Dozens faced eviction today at the Ocotillo Apartments and Hotel after a program, called Happy Times, stopped funding their housing.

Residents received this note from management, asking them to leave the apartment complex promptly at 11 a.m.

The City of Tucson prepared for a mass eviction by bringing together 15 community agencies available for help at the apartments.

What we wanted to do is start to coordinate early and get a plan together and have as many resources as possible here that may need a place to go, a stable place to go once they got an eviction, said Mari Vasquez, a Multi-Agency Resource Coordinator with the City of Tucson.

One of the tenants being asked to leave, Manuel Esparza, had been promised resources from the Happy Times Program. He described how he started receiving resources.

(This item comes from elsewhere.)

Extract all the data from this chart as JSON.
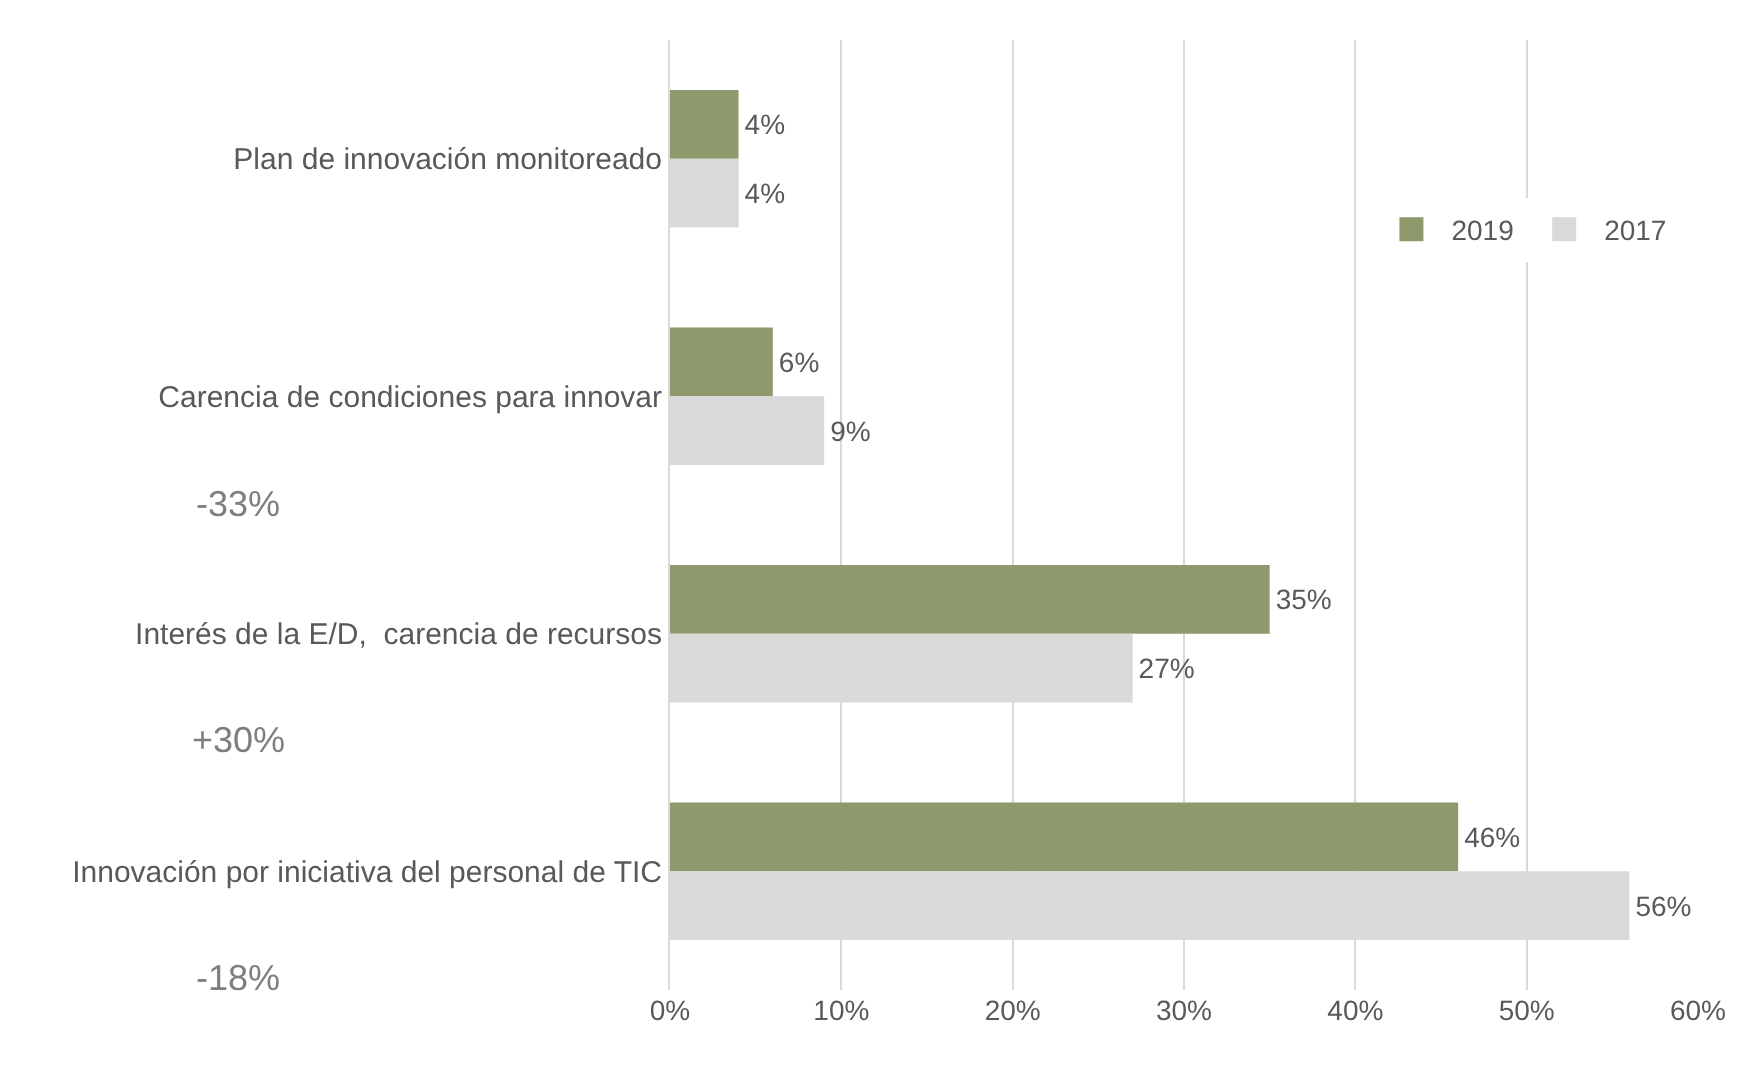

At first they just pulled up on me. I was at a bus stop and offered money and a free hotel so, yeah, said Esparza.

Esparza had been at the apartments for 7 months. He said he was one of the first tenants to be part of the program.

When I first came, there was only like five of us, and they would be more eager to get more people so they would give you like 500 dollars if you go and find ten people and get them in the program, but you had to make sure they had access, you had to make sure they were homeless, really they didnt know if they were on drugs or not, said Esparza.

He said when the program grew, he received less money, until over a month ago. The money and food the program provided completely stopped.

They only served us like two times a day and it was just cereal and pizza every day. Them program people just up and left on this hotel, we knew it was going to come down to an end, said Esparza.

On the inside of the complex, local civil rights groups and lawyers knocked on doors, telling residents how they should move forward.

Right now were telling them they have a legal right to stay unless a court action and a court order is saying otherwise. These people are not guests at a hotel by my belief and looking at the landlord-tenant act, theyre tenants, said Civil Rights Lawyer Paul Gattone.

Its unknown exactly how many residents stayed, but the City of Tucson was able to provide 80 tenants with assistance and housing.